Gegen diesen Informationsblockade reagiert Finanzwende nun mit Klageerhebungen gegen das Bundesfinanzministerium sowie die Finanzministerien von Hessen, Baden-Württemberg und Nordrhein-Westfalen. Darüber hinaus wenden sich Aktivisten an die Öffentlichkeit, um politischen Druck auszuüben, damit Milliarden-Umschwungsteuerhinterziehung endlich ernsthaft bekämpft werden kann. Andere Länder, wie Brorhilker erwähnte, haben gezeigt, dass das möglich ist, wenn die politische Willensdaß präsent ist. So forciert die dänische Regierung die Verfolgung von Cum-Ex-Betrugern im Ausland. Frankreich hat sogar ein eigenes Anklageamt für solche Handlungen eingerichtet. Deutschland, das durch Cum-Ex-Ermittlungen weiß, dass es von Investmentbanken wegen der praktisch nicht existierenden Kontrollmechanismen gelacht wird,
Hinsichtlich der Cum-Ex und Cum-Cum-Transaktionen handelt es sich um lange bestehende Finanztransaktionen, die mit der Übertragung von Wertpapieren über nationale Grenzen vor und nach der Dividendenzahlungstag stattfinden. Das Ziel ist, Steuern auf Dividenden zweimal zu zahlen, obwohl sie nur einmal gezahlt wurden. Unter Brorhilkers Führung hat das Kölnische Staatsanwaltschaft zahlreiche rechtsverbindliche Urteile gegen Cum-Ex-Betruger erwirkt und Millionen Euro an deutschen Steuerzahler zurückgeholt. Im April hat sie um ihre Entlassung aus dem öffentlichen Dienst gebeten und ihre Wechselbeziehung zu Finanzwende kurz darauf bekanntgegeben. Finanzwende positioniert sich als Gegengewicht gegen die Finanzindustrie-Lobby.

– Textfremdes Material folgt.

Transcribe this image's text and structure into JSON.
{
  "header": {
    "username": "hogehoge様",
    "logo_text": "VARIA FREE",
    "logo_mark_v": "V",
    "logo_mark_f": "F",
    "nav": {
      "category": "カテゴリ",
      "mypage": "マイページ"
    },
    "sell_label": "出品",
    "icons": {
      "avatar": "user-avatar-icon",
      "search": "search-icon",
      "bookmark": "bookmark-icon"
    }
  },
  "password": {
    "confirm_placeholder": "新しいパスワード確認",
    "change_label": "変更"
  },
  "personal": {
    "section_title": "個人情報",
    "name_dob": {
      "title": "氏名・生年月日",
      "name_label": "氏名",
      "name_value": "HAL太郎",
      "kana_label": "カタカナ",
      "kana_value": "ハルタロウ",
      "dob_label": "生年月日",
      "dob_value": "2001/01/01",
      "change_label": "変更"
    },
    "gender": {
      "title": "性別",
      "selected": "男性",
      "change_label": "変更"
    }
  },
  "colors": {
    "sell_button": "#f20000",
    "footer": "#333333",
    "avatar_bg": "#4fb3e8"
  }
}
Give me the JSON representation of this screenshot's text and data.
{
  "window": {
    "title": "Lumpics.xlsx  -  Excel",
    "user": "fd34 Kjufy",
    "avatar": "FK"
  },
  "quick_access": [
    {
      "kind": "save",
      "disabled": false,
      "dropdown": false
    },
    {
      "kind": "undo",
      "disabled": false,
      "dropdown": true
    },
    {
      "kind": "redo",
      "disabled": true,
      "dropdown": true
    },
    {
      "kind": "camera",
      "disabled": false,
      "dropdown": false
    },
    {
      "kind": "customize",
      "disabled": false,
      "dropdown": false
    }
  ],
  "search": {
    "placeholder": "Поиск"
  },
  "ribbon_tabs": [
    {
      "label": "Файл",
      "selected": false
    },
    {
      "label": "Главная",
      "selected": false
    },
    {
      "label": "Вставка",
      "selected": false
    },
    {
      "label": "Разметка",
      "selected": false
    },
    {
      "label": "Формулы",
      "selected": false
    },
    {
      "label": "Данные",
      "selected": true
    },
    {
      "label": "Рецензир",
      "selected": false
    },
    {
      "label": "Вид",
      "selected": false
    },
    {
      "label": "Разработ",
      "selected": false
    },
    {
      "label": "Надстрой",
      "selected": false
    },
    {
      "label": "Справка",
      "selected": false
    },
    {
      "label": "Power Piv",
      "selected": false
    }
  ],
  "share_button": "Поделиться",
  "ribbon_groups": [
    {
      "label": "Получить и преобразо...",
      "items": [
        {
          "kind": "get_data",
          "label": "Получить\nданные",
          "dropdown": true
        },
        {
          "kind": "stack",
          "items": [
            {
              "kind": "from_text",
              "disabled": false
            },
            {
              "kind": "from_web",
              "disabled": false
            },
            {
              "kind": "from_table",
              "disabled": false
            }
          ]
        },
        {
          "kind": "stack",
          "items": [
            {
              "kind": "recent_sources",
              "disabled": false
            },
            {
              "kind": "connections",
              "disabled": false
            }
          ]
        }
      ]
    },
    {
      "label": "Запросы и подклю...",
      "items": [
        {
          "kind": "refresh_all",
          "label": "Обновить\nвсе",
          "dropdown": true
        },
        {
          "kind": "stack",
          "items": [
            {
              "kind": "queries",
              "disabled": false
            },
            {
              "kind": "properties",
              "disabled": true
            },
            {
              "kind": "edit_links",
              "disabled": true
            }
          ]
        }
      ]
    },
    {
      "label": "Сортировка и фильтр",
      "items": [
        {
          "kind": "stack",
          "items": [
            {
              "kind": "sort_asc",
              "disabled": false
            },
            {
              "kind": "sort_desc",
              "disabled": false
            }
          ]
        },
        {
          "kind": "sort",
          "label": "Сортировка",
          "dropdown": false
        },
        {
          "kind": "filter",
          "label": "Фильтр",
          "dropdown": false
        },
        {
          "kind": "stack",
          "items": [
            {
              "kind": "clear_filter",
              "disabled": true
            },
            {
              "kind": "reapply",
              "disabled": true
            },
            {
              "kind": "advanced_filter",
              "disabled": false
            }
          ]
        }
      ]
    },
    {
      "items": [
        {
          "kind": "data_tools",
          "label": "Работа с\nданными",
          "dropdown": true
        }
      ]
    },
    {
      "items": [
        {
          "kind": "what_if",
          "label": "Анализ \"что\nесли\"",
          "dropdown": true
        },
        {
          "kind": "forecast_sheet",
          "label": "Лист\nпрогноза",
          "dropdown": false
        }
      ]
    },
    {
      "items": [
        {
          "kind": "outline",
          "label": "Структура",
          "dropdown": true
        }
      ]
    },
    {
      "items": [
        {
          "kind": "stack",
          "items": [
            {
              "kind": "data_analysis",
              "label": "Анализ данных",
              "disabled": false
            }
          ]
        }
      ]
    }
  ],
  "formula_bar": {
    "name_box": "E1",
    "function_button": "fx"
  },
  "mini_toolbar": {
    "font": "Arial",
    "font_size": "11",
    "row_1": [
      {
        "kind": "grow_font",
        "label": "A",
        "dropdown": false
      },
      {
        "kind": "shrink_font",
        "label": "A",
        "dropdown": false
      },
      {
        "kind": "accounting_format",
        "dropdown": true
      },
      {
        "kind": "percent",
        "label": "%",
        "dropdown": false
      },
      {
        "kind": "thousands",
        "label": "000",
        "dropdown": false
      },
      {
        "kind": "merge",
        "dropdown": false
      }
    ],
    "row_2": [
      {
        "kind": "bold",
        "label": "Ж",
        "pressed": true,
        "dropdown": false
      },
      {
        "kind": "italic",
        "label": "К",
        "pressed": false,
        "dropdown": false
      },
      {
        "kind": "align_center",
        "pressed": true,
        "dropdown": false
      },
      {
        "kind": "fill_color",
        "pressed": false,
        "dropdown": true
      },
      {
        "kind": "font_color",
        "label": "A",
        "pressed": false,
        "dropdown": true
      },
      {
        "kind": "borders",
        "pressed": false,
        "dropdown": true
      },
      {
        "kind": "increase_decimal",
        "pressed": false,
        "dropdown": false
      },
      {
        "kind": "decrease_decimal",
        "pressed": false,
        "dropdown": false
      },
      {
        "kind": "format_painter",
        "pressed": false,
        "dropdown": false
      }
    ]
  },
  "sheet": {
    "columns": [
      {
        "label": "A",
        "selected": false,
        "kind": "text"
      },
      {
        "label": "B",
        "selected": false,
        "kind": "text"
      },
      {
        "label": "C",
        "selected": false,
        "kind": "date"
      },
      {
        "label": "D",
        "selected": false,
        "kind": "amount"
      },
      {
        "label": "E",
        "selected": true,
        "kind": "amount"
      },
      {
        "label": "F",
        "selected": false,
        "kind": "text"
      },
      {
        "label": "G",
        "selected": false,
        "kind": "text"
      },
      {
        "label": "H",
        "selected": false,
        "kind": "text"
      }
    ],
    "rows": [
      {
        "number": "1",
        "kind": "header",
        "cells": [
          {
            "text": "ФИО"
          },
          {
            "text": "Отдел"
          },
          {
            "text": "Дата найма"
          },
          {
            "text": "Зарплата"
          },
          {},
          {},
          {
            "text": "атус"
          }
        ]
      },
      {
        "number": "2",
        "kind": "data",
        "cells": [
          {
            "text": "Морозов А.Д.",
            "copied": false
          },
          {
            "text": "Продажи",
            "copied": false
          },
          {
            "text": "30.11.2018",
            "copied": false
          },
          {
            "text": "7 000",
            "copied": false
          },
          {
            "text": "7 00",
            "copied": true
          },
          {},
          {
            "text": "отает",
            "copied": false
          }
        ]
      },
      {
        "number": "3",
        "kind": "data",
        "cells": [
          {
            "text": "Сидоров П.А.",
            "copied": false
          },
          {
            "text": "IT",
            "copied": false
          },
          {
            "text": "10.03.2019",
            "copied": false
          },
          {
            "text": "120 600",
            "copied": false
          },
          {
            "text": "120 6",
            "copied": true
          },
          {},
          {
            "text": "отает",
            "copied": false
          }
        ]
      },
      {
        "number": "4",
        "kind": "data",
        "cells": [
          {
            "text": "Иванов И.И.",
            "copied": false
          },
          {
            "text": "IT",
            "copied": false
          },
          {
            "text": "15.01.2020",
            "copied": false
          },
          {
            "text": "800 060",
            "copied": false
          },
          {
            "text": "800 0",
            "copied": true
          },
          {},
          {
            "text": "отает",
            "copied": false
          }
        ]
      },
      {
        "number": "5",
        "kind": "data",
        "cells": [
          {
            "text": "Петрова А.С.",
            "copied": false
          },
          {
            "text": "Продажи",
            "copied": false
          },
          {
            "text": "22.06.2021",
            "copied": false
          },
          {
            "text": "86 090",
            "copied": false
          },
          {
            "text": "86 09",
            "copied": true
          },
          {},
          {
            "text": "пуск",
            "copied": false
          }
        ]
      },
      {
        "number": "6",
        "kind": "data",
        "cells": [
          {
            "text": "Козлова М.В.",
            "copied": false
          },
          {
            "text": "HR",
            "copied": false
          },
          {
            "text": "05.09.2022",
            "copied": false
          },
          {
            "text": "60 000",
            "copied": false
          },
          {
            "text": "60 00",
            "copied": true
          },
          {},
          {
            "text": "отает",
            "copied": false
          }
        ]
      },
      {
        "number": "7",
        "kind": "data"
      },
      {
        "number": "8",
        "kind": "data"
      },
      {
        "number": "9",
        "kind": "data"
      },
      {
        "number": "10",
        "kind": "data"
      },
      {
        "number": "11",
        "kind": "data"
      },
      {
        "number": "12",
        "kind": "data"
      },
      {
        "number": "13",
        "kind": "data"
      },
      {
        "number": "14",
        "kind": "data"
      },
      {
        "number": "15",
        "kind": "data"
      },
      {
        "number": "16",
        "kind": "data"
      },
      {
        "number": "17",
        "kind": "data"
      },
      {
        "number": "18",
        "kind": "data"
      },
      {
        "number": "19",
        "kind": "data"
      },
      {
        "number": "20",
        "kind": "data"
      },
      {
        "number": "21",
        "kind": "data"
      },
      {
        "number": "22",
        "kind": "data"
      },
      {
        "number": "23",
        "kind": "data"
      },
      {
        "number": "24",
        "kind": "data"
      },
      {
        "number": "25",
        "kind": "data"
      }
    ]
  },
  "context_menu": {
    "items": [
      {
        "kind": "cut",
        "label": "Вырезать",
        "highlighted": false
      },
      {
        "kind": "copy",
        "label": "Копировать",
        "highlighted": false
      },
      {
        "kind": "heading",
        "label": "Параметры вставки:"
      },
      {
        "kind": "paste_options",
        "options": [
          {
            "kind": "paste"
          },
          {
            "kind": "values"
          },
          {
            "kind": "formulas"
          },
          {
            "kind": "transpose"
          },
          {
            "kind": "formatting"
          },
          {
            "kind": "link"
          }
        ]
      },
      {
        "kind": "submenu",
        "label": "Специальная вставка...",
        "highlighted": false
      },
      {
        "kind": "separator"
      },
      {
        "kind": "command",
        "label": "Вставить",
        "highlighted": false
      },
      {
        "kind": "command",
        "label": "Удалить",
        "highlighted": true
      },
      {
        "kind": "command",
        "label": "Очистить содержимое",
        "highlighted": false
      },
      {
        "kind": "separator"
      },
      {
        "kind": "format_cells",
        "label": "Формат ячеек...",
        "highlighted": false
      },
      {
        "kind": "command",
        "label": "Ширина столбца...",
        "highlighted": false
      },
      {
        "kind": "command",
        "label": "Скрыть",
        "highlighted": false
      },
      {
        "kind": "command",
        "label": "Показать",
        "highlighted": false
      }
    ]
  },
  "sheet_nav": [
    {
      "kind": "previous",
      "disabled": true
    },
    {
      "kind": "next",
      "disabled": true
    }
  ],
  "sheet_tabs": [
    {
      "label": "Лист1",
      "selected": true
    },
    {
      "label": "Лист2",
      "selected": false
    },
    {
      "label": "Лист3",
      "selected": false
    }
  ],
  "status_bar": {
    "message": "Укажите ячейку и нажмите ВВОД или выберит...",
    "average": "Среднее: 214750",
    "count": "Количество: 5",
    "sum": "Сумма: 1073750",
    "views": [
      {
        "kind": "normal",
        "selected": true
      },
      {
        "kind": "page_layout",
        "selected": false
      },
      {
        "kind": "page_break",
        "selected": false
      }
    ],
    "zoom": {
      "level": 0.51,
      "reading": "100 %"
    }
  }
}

- Der Finanzskandale-Ausschuss des Deutschen Parlaments untersucht derzeit die Vorwürfe von Anne Brorhilker und Finanzwende gegen den Finanzminister und das Finanzministerium, die Beteiligung an dem Cum-Cum-Steuersbetrug, der ein Milliarden-Euro-Skandal darstellt.
- Trotz der erfolgreichen Verfolgung einiger Cum-Ex-Betruger durch das Staatsanwaltsgericht hat das Finanzministerium und die Finanzbehörden bisher kein Interesse gezeigt, die Milliarden verlorengegangenen Gelder zurückzuholen, wahrscheinlich aufgrund der Einflüsse der Finanzlobby und der Banken.
- Auch die EU-Kommission hat sich über die Finanzskandale in Deutschland besorgt und fordert die deutschen Behörden auf, gegen Cum-Ex und Cum-Cum-Transaktionen vorzugehen, die zu Steuerbetrug und Finanzskandalen in Europa geführt haben.